Who are the people in the developer community sending email to the list? We will use this as a dimension in our analysis and reporting. Let's create a map, with a unique ID for each email address -- this will be required for the graph analysis. It may come in handy later for some named-entity recognition.
who = msg.map(lambda x: x.sender).distinct().zipWithUniqueId()
who.take(10)
whoMap = who.collectAsMap()
print "\nsenders"
print len(whoMap)
Apache Spark is one of the most active open source developer communities on Apache, so it will tend to have several thousand people engaged. Let's identify the most active ones. Then we can show a leaderboard and track changes in it over time.
from operator import add
top_sender = msg.map(lambda x: (x.sender, 1,)).reduceByKey(add) \
.map(lambda (a, b): (b, a)) \
.sortByKey(0, 1) \
.map(lambda (a, b): (b, a))
print "\ntop senders"
print top_sender.take(11)
You many notice that code... it comes from word count.
Clearly, some people discuss over the email list more than others. Let's identify who those people are.
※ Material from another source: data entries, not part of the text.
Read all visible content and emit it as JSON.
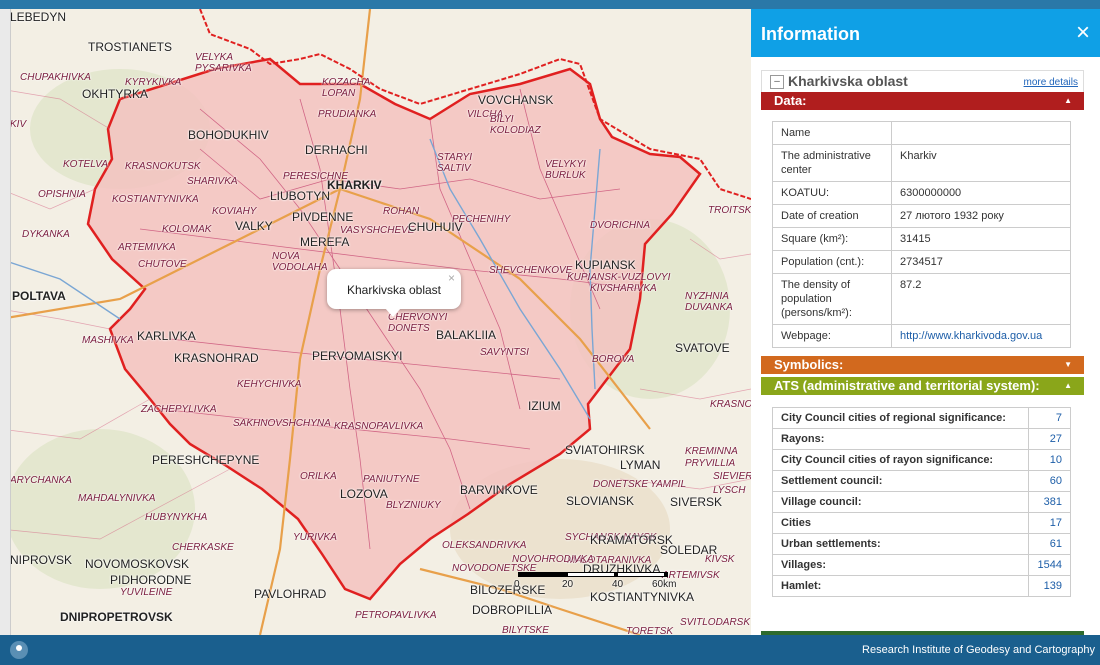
{
  "map": {
    "popup_label": "Kharkivska oblast",
    "popup_close": "×",
    "scale_labels": [
      "0",
      "20",
      "40",
      "60km"
    ],
    "place_labels": [
      {
        "text": "LEBEDYN",
        "c": "big"
      },
      {
        "text": "TROSTIANETS",
        "c": "big"
      },
      {
        "text": "VELYKA\nPYSARIVKA",
        "c": ""
      },
      {
        "text": "CHUPAKHIVKA",
        "c": ""
      },
      {
        "text": "KYRYKIVKA",
        "c": ""
      },
      {
        "text": "OKHTYRKA",
        "c": "big"
      },
      {
        "text": "KIV",
        "c": ""
      },
      {
        "text": "KOZACHA\nLOPAN",
        "c": ""
      },
      {
        "text": "VOVCHANSK",
        "c": "big"
      },
      {
        "text": "PRUDIANKA",
        "c": ""
      },
      {
        "text": "VILCHA",
        "c": ""
      },
      {
        "text": "BILYI\nKOLODIAZ",
        "c": ""
      },
      {
        "text": "BOHODUKHIV",
        "c": "big"
      },
      {
        "text": "DERHACHI",
        "c": "big"
      },
      {
        "text": "KOTELVA",
        "c": ""
      },
      {
        "text": "KRASNOKUTSK",
        "c": ""
      },
      {
        "text": "STARYI\nSALTIV",
        "c": ""
      },
      {
        "text": "VELYKYI\nBURLUK",
        "c": ""
      },
      {
        "text": "SHARIVKA",
        "c": ""
      },
      {
        "text": "PERESICHNE",
        "c": ""
      },
      {
        "text": "KHARKIV",
        "c": "cap"
      },
      {
        "text": "OPISHNIA",
        "c": ""
      },
      {
        "text": "KOSTIANTYNIVKA",
        "c": ""
      },
      {
        "text": "LIUBOTYN",
        "c": "big"
      },
      {
        "text": "KOVIAHY",
        "c": ""
      },
      {
        "text": "ROHAN",
        "c": ""
      },
      {
        "text": "PECHENIHY",
        "c": ""
      },
      {
        "text": "TROITSKE",
        "c": ""
      },
      {
        "text": "DYKANKA",
        "c": ""
      },
      {
        "text": "KOLOMAK",
        "c": ""
      },
      {
        "text": "VALKY",
        "c": "big"
      },
      {
        "text": "PIVDENNE",
        "c": "big"
      },
      {
        "text": "VASYSHCHEVE",
        "c": ""
      },
      {
        "text": "CHUHUIV",
        "c": "big"
      },
      {
        "text": "DVORICHNA",
        "c": ""
      },
      {
        "text": "MEREFA",
        "c": "big"
      },
      {
        "text": "ARTEMIVKA",
        "c": ""
      },
      {
        "text": "CHUTOVE",
        "c": ""
      },
      {
        "text": "NOVA\nVODOLAHA",
        "c": ""
      },
      {
        "text": "SHEVCHENKOVE",
        "c": ""
      },
      {
        "text": "KUPIANSK",
        "c": "big"
      },
      {
        "text": "KUPIANSK-VUZLOVYI",
        "c": ""
      },
      {
        "text": "KIVSHARIVKA",
        "c": ""
      },
      {
        "text": "POLTAVA",
        "c": "cap"
      },
      {
        "text": "NYZHNIA\nDUVANKA",
        "c": ""
      },
      {
        "text": "CHERVONYI\nDONETS",
        "c": ""
      },
      {
        "text": "BALAKLIIA",
        "c": "big"
      },
      {
        "text": "MASHIVKA",
        "c": ""
      },
      {
        "text": "KARLIVKA",
        "c": "big"
      },
      {
        "text": "SVATOVE",
        "c": "big"
      },
      {
        "text": "KRASNOHRAD",
        "c": "big"
      },
      {
        "text": "PERVOMAISKYI",
        "c": "big"
      },
      {
        "text": "SAVYNTSI",
        "c": ""
      },
      {
        "text": "BOROVA",
        "c": ""
      },
      {
        "text": "KEHYCHIVKA",
        "c": ""
      },
      {
        "text": "IZIUM",
        "c": "big"
      },
      {
        "text": "KRASNORICHENSKE",
        "c": ""
      },
      {
        "text": "ZACHEPYLIVKA",
        "c": ""
      },
      {
        "text": "SAKHNOVSHCHYNA",
        "c": ""
      },
      {
        "text": "KRASNOPAVLIVKA",
        "c": ""
      },
      {
        "text": "SVIATOHIRSK",
        "c": "big"
      },
      {
        "text": "KREMINNA",
        "c": ""
      },
      {
        "text": "PRYVILLIA",
        "c": ""
      },
      {
        "text": "PERESHCHEPYNE",
        "c": "big"
      },
      {
        "text": "LYMAN",
        "c": "big"
      },
      {
        "text": "ARYCHANKA",
        "c": ""
      },
      {
        "text": "ORILKA",
        "c": ""
      },
      {
        "text": "PANIUTYNE",
        "c": ""
      },
      {
        "text": "DONETSKE",
        "c": ""
      },
      {
        "text": "YAMPIL",
        "c": ""
      },
      {
        "text": "SIEVIER",
        "c": ""
      },
      {
        "text": "LYSCH",
        "c": ""
      },
      {
        "text": "MAHDALYNIVKA",
        "c": ""
      },
      {
        "text": "LOZOVA",
        "c": "big"
      },
      {
        "text": "BARVINKOVE",
        "c": "big"
      },
      {
        "text": "SIVERSK",
        "c": "big"
      },
      {
        "text": "BLYZNIUKY",
        "c": ""
      },
      {
        "text": "SLOVIANSK",
        "c": "big"
      },
      {
        "text": "HUBYNYKHA",
        "c": ""
      },
      {
        "text": "YURIVKA",
        "c": ""
      },
      {
        "text": "SYCHANSK-NAYSK",
        "c": ""
      },
      {
        "text": "KRAMATORSK",
        "c": "big"
      },
      {
        "text": "CHERKASKE",
        "c": ""
      },
      {
        "text": "OLEKSANDRIVKA",
        "c": ""
      },
      {
        "text": "SOLEDAR",
        "c": "big"
      },
      {
        "text": "NIPROVSK",
        "c": "big"
      },
      {
        "text": "NOVOMOSKOVSK",
        "c": "big"
      },
      {
        "text": "NOVODONETSKE",
        "c": ""
      },
      {
        "text": "MALOTARANIVKA",
        "c": ""
      },
      {
        "text": "KIVSK",
        "c": ""
      },
      {
        "text": "PIDHORODNE",
        "c": "big"
      },
      {
        "text": "DRUZHKIVKA",
        "c": "big"
      },
      {
        "text": "ARTEMIVSK",
        "c": ""
      },
      {
        "text": "YUVILEINE",
        "c": ""
      },
      {
        "text": "PAVLOHRAD",
        "c": "big"
      },
      {
        "text": "BILOZERSKE",
        "c": "big"
      },
      {
        "text": "KOSTIANTYNIVKA",
        "c": "big"
      },
      {
        "text": "DNIPROPETROVSK",
        "c": "cap"
      },
      {
        "text": "PETROPAVLIVKA",
        "c": ""
      },
      {
        "text": "DOBROPILLIA",
        "c": "big"
      },
      {
        "text": "BILYTSKE",
        "c": ""
      },
      {
        "text": "TORETSK",
        "c": ""
      },
      {
        "text": "SVITLODARSK",
        "c": ""
      },
      {
        "text": "NOVOHRODIVKA",
        "c": ""
      }
    ]
  },
  "panel": {
    "title": "Information",
    "close": "×",
    "oblast": "Kharkivska oblast",
    "collapse_symbol": "–",
    "more_details": "more details",
    "sections": {
      "data": "Data:",
      "symbolics": "Symbolics:",
      "ats": "ATS (administrative and territorial system):"
    },
    "data_rows": [
      {
        "key": "Name",
        "value": ""
      },
      {
        "key": "The administrative center",
        "value": "Kharkiv"
      },
      {
        "key": "KOATUU:",
        "value": "6300000000"
      },
      {
        "key": "Date of creation",
        "value": "27 лютого 1932 року"
      },
      {
        "key": "Square (km²):",
        "value": "31415"
      },
      {
        "key": "Population (cnt.):",
        "value": "2734517"
      },
      {
        "key": "The density of population (persons/km²):",
        "value": "87.2"
      },
      {
        "key": "Webpage:",
        "value": "http://www.kharkivoda.gov.ua",
        "link": true
      }
    ],
    "ats_rows": [
      {
        "key": "City Council cities of regional significance:",
        "value": "7"
      },
      {
        "key": "Rayons:",
        "value": "27"
      },
      {
        "key": "City Council cities of rayon significance:",
        "value": "10"
      },
      {
        "key": "Settlement council:",
        "value": "60"
      },
      {
        "key": "Village council:",
        "value": "381"
      },
      {
        "key": "Cities",
        "value": "17"
      },
      {
        "key": "Urban settlements:",
        "value": "61"
      },
      {
        "key": "Villages:",
        "value": "1544"
      },
      {
        "key": "Hamlet:",
        "value": "139"
      }
    ]
  },
  "footer": {
    "credit": "Research Institute of Geodesy and Cartography"
  },
  "colors": {
    "header": "#0fa0e6",
    "data_section": "#b01e1e",
    "symbolics_section": "#d2691e",
    "ats_section": "#8aa61a",
    "oblast_fill": "#f3c2c0",
    "border": "#e02020",
    "footer": "#1a5f8e"
  }
}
Later we can leverage our graph analysis to determine what they discuss.
NB: note the use case for groupByKey
transformations;
sometimes its usage is indicated.
import itertools
def nitems (replier, senders):
for sender, g in itertools.groupby(senders):
yield len(list(g)), (replier, sender,)
senders = msg.map(lambda x: (x.id, x.sender,))
replies = msg.map(lambda x: (x.prev_thread, x.sender,))
convo = replies.join(senders).values() \
.filter(lambda (a, b): a != b)
top_convo = convo.groupByKey() \
.flatMap(lambda (a, b): list(nitems(a, b))) \
.sortByKey(0)
print "\ntop convo"
print top_convo.take(10)
Given the RDDs that we have created to help answer some of the questions so far, let's persist those data sets using Parquet -- starting with the graph of sender/message/reply:
edge = top_convo.map(lambda (a, b): (whoMap.get(b[0]), whoMap.get(b[1]), a,))
edgeSchema = edge.map(lambda p: Row(replier=p[0], sender=p[1], count=int(p[2])))
edgeTable = sqlCtx.inferSchema(edgeSchema)
edgeTable.saveAsParquetFile("reply_edge.parquet")
node = who.map(lambda (a, b): (b, a))
nodeSchema = node.map(lambda p: Row(id=int(p[0]), sender=p[1]))
nodeTable = sqlCtx.inferSchema(nodeSchema)
nodeTable.saveAsParquetFile("reply_node.parquet")
def map_graf_edges (x):
j = json.loads(x)
for pair in j["tile"]:
n0 = int(pair[0])
n1 = int(pair[1])
if n0 > 0 and n1 > 0:
yield (j["id"], n0, n1,)
yield (j["id"], n1, n0,)
graf = sc.textFile("parsed")
n = graf.flatMap(map_graf_edges).count()
print "\ngraf edges", n
edgeSchema = graf.map(lambda p: Row(id=p[0], node0=p[1], node1=p[2]))
edgeTable = sqlCtx.inferSchema(edgeSchema)
edgeTable.saveAsParquetFile("graf_edge.parquet")
def map_graf_nodes (x):
j = json.loads(x)
for word in j["graf"]:
yield [j["id"]] + word
graf = sc.textFile("parsed")
n = graf.flatMap(map_graf_nodes).count()
print "\ngraf nodes", n
nodeSchema = graf.map(lambda p: Row(id=p[0], node_id=p[1], raw=p[2], root=p[3], pos=p[4], keep=p[5], num=p[6]))
nodeTable = sqlCtx.inferSchema(nodeSchema)
nodeTable.saveAsParquetFile("graf_node.parquet")